Schoonover came over to Circuit City three years ago from rival Best Buy, to increasingly underwhelming investor enthusiasm. Of course, by the time Schoonover was talking to Reuters, Mark Wattles, head of Wattles Capital Management had disclosed a 6.5% stake in the retailer along with a vague warning that he might press for a sale, or buy more stock, or both, or neither. This had the effect of turning some heads. Wattles owns a controlling interest in Ultimate Acquisition Partners, that, in turn, owns Ultimate Electronics, and that owns 32 consumer electronics stores.
Back in February, Circuit City quickly and aggressively moved to expand its borrowing, a fairly transparent anti-takeover move, even given the company's deteriorating cash position. For a company that had a very limited debt profile, this was unusual. Circuit City's credit line was blown out by $800 million for a total of $1.3 billion with an option to tack on another $300 million whenever they liked. Not bad for a company that earlier that month had a mere $49.7 million outstanding against their credit facility, held nearly $500 million in cash, and commanded sales of only $2.9 billion.
It is probably fair to say that Wattle was irritated by the move. Wattle Capital Management announced on February 25 that they were nominating a slate for five seats on Circuit City's 12 person board.
Schoonover (Swoonover?) responded with a cost-cutting plan (which presumably would reduce the need for Circuit City to take on $1.3 billion in debt) and the prospect of selling some or all of Circuit City's Canadian stores. To say that few people were impressed might even be generous.
Since then, the plot has thickened. Wattles turned up the heat and proposed a total sweep of Circuit City's board on February 29th. Circuit City, desperate to look like they were in control of matters, quickly showed the door to Steven Pappas the Company's "Small Store President," and Peter Weedfald the Chief Marketing Officer.

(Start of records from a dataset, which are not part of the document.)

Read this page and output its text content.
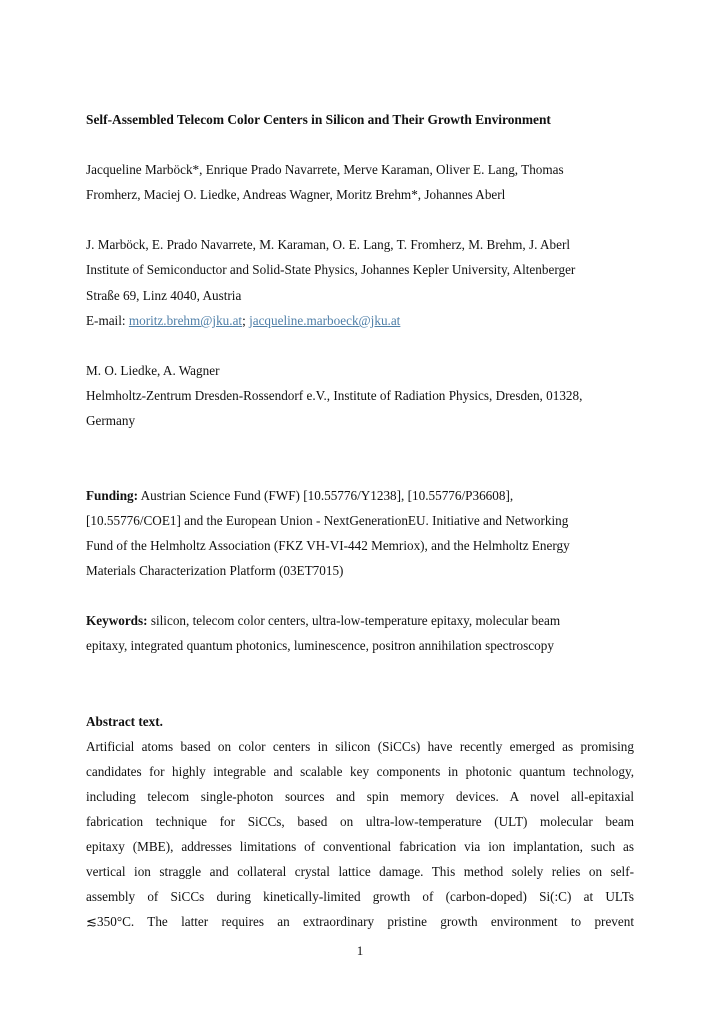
Self-Assembled Telecom Color Centers in Silicon and Their Growth Environment
Jacqueline Marböck*, Enrique Prado Navarrete, Merve Karaman, Oliver E. Lang, Thomas
Fromherz, Maciej O. Liedke, Andreas Wagner, Moritz Brehm*, Johannes Aberl
J. Marböck, E. Prado Navarrete, M. Karaman, O. E. Lang, T. Fromherz, M. Brehm, J. Aberl
Institute of Semiconductor and Solid-State Physics, Johannes Kepler University, Altenberger
Straße 69, Linz 4040, Austria
E-mail: moritz.brehm@jku.at; jacqueline.marboeck@jku.at
M. O. Liedke, A. Wagner
Helmholtz-Zentrum Dresden-Rossendorf e.V., Institute of Radiation Physics, Dresden, 01328,
Germany
Funding: Austrian Science Fund (FWF) [10.55776/Y1238], [10.55776/P36608],
[10.55776/COE1] and the European Union - NextGenerationEU. Initiative and Networking
Fund of the Helmholtz Association (FKZ VH-VI-442 Memriox), and the Helmholtz Energy
Materials Characterization Platform (03ET7015)
Keywords: silicon, telecom color centers, ultra-low-temperature epitaxy, molecular beam
epitaxy, integrated quantum photonics, luminescence, positron annihilation spectroscopy
Abstract text.
Artificial atoms based on color centers in silicon (SiCCs) have recently emerged as promising
candidates for highly integrable and scalable key components in photonic quantum technology,
including telecom single-photon sources and spin memory devices. A novel all-epitaxial
fabrication technique for SiCCs, based on ultra-low-temperature (ULT) molecular beam
epitaxy (MBE), addresses limitations of conventional fabrication via ion implantation, such as
vertical ion straggle and collateral crystal lattice damage. This method solely relies on self-
assembly of SiCCs during kinetically-limited growth of (carbon-doped) Si(:C) at ULTs
≲350°C. The latter requires an extraordinary pristine growth environment to prevent
1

Circuit City had dropped $6 million in bonuses back in December to retain 10 Vice Presidents and another $3 million to retain Executive Vice presidents, including Pappas and Weedfald. Circuit City then declared a $0.04 dividend last week. Too little, too late as the firm now faces being replaced in the S&P 500 by Philip Morris on March 28th. How humiliating. And disastrous for the stock price, as the shares were quickly dumped by institutions holding S&P 500 mirroring portfolios. Firms like Wellington Management and TCW Group turned nearly 20% of the shares over by themselves.
Who stepped in? D.E. Shaw & Co., HBK Investments, Royal Capital Management, and Wattles. The activists are closing in, so you might not want to sell any of the executive corps employment insurance.